“A lot of firms question the benefit of corporate social responsibility (CSR) activities, because they are often viewed as more of a cost. Firms may not always see the benefit because they have to make an investment,” Modi said. “What we want to show is that if a firm is good and has some complimentary capabilities, it can gain a lot from CSR activities.”
According to a new study by Modi and Saurabh Mishra, an associate professor at McGill University, a strong marketing department is crucial to helping a firm leverage its efforts to be socially responsible. The study, published in the Journal of Marketing, analyzed six different types of CSR — environment, products, diversity, corporate governance, employees and community — to determine whether marketing of these efforts increased long-term firm value and stock price. Researchers defined CSR as discretionary firm activities aimed at enhancing societal well-being.

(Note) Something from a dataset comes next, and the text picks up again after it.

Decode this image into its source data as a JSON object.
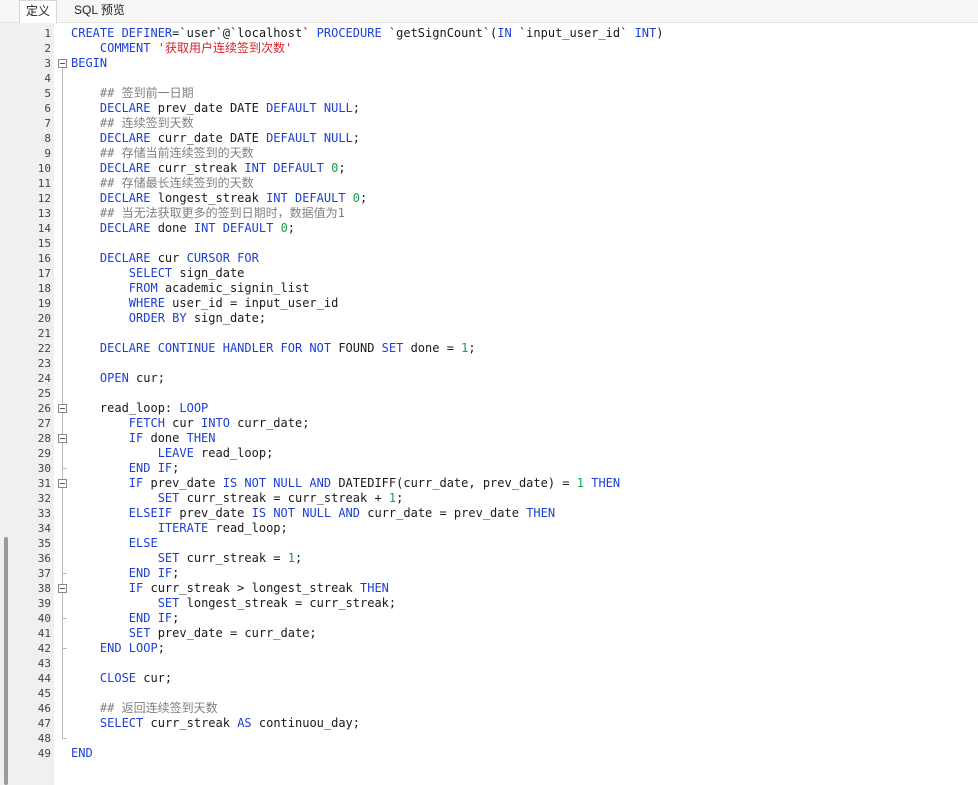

Study results show the combination of marketing and CSR can provide shareholders with a 3.5 percent gain in stock returns. In the paper, researchers explain that this translates to a $242.34 million gain in stock value, based on the average market capitalization of firms in their sample. However, Modi says the return is dependent upon the type of activity. Firms benefited from five of the six types of CSR efforts studied, with the exception of charitable giving and philanthropy, he added.
There are a couple of reasons as to why this may be the case. Often managers pick charitable initiatives based on their personal interests, without considering the broader impact for all stakeholders in the firm, such as consumers, employees and suppliers, Modi said. Charitable giving is also harder for the consumer to verify independently, and doesn’t always motivate them to buy the product.
“As firms pick what initiatives to get involved with for the community and for charitable giving, they might want to focus on those which are more easily verifiable by consumers. So they don’t necessarily have to advertise it, consumers just come to know this firm does a lot for a particular charity.
“It is very important to give from a community and charity standpoint. And it may be a more true form of giving, because it doesn’t always give the firm value in return. We’re not saying firms shouldn’t give to charity, because it is a very important component, all we’re saying is we don’t see a financial return,” Modi said.
Would you buy a recycled toothbrush?
The biggest payoff comes from letting shareholders know about a firm’s efforts to improve products, be environmentally friendly, create a diverse workplace and use sustainable resources. But Modi says it’s important to note this return is not a guarantee for all firms. It depends on effectively communicating and executing a strong marketing strategy. A weak marketing department generally translates to weaker returns or payoff.
Firms must also recognize that some efforts to be more socially responsible can backfire. As an example, Modi asks the question, “Would you buy a recycled toothbrush?” While most consumers are supportive of and applaud recycling efforts, this is a product few would likely buy.
Fans of Sun Chips may also remember when the company created a biodegradable bag for its chips. It was a good move for the environment, but Modi says the bag made a loud crinkling sound at the slightest touch and consumers complained about the noise. Not all efforts will be a win-win, but that should not be a deterrent for firms, he said.
“Our hope is that firms see it is important to be socially responsible. It’s not a choice of one versus the other. Firms have to do multiple aspects of being socially responsible,” Modi said. “Different types of CSR will have different benefits for firms. Some will be more critical and some will give firms more bang for their buck compared to other types of CSR.”